Starbucks’ sudden price hike on July 12th may be provoking a negative reaction with consumers, but it seems like it will barely impact them from being customers.
Even after trying to soften the blow by announcing an October-timed minimum 5% wage hike two days earlier, reaction was mostly harsh: both consumer and value perception metrics skidded, both near their lowest points of the year.
The wage hike didn’t seem to go over well either: consumer’ feelings about being proud to work at Starbucks took a significant drop as well.
Yet, purchase consideration, which measures potential sales revenue, has remained steady for Starbucks over the past two weeks.

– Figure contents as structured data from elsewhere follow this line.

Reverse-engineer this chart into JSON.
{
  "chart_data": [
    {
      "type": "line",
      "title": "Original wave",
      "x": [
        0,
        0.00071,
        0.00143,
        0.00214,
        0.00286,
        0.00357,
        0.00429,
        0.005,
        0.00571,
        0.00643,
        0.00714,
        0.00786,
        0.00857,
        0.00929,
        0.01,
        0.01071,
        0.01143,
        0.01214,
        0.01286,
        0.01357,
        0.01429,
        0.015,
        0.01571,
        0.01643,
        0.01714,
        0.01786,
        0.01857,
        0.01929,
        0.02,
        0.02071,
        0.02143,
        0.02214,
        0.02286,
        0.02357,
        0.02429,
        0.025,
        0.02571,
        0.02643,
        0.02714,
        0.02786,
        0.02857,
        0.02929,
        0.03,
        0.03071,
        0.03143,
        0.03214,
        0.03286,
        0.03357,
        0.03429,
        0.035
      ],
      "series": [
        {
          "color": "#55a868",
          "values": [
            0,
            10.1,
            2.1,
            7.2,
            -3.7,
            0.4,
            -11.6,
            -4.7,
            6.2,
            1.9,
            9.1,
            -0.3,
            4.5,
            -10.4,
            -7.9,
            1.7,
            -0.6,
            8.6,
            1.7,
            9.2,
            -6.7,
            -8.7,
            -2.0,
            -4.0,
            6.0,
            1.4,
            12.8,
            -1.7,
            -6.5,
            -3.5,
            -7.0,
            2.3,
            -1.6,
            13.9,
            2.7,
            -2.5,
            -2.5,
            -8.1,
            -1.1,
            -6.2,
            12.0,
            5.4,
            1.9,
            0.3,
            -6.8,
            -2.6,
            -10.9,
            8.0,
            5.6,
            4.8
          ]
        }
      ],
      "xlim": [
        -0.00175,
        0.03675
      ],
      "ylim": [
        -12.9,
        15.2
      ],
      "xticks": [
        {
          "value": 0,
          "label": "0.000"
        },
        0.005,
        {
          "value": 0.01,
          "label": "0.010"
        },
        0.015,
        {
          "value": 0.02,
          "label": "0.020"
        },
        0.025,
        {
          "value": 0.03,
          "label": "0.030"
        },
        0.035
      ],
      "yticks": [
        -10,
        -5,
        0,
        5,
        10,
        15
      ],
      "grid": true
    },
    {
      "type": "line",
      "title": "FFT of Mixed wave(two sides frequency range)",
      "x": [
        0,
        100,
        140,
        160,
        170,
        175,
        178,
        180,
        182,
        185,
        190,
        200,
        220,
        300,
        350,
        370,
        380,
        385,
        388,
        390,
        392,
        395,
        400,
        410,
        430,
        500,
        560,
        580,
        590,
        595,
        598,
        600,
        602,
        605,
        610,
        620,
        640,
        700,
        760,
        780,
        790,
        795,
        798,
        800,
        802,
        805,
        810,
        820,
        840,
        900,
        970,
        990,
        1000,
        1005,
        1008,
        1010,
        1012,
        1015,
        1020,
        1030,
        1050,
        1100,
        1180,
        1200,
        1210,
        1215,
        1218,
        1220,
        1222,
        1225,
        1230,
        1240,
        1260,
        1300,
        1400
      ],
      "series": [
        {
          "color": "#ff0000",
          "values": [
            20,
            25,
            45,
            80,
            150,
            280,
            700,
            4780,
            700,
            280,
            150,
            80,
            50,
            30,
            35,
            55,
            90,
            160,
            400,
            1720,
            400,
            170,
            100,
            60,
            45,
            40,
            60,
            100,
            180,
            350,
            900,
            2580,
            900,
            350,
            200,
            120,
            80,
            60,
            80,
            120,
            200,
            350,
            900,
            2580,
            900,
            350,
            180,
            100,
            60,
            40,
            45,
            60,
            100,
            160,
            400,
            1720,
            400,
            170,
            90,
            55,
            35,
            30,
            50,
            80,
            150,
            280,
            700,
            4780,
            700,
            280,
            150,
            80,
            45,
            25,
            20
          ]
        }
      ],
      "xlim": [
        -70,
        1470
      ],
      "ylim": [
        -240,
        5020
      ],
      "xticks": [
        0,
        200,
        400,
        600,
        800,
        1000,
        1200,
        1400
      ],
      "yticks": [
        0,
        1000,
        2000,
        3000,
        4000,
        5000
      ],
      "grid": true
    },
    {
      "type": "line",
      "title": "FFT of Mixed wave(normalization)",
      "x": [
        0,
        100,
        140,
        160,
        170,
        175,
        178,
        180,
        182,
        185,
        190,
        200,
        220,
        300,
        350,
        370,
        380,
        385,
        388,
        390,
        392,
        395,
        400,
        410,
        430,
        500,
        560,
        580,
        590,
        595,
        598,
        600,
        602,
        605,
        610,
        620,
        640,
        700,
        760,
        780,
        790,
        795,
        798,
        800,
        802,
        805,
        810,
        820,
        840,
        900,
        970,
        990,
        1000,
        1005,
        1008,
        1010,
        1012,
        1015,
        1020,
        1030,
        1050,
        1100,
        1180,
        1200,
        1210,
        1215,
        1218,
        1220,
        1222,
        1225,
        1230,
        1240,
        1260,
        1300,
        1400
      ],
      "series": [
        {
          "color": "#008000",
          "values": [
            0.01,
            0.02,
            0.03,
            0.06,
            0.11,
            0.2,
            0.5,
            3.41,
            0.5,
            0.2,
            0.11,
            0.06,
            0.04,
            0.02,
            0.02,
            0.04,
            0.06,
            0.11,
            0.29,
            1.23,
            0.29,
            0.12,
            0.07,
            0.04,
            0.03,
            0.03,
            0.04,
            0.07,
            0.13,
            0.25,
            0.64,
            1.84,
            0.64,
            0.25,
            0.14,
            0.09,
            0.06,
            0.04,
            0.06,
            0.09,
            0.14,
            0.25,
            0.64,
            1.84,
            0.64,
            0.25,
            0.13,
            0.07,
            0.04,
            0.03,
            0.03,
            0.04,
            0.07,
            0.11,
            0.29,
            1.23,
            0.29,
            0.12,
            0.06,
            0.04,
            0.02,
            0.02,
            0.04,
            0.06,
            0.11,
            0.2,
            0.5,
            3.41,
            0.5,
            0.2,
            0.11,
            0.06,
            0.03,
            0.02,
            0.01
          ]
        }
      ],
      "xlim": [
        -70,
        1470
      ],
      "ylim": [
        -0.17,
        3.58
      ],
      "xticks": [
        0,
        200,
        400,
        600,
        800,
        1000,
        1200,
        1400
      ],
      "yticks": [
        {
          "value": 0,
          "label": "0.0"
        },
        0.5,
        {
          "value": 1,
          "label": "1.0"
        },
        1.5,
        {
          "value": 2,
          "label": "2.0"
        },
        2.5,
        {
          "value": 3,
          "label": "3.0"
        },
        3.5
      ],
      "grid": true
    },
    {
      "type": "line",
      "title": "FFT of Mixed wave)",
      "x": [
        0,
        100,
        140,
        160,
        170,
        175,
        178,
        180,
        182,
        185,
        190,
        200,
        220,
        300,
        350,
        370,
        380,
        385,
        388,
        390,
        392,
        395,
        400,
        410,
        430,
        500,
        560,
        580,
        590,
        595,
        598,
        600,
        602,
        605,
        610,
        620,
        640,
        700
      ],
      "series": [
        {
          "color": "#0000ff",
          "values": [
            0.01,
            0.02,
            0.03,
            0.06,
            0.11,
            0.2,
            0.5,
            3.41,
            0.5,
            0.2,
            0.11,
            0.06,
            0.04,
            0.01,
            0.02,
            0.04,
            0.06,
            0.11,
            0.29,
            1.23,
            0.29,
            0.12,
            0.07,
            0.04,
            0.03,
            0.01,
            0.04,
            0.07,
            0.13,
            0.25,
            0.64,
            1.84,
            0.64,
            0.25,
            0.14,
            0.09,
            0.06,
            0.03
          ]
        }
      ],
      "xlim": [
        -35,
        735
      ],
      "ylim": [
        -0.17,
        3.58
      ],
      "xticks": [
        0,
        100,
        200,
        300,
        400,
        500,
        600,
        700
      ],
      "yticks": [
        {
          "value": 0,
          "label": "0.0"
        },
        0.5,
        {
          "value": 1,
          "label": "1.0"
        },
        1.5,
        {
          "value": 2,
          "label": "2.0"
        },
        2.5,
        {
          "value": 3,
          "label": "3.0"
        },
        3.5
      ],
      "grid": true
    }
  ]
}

Specifically, for that period, 27% of consumers would consider buying from Starbucks the next time they want to go to a coffee, pizza or ice cream store.
Translated: in all likelihood, Starbucks is likely to extract the higher prices without alienating most consumers, despite the bumpy reaction to its two pieces of news from the week of July 11th.
YouGov BrandIndex measured Starbucks with four different metrics: Buzz score, which asks respondents: "If you've heard anything about the brand in the last two weeks, through advertising, news or word of mouth, was it positive or negative?"; Value ("Does it give good value for what you pay?"); Reputation ("Would you be proud or embarrassed to work for this brand?"); and Purchase Consideration (When you are in the market next to purchase items in this particular category, from which of the following brands would you consider purchasing?”).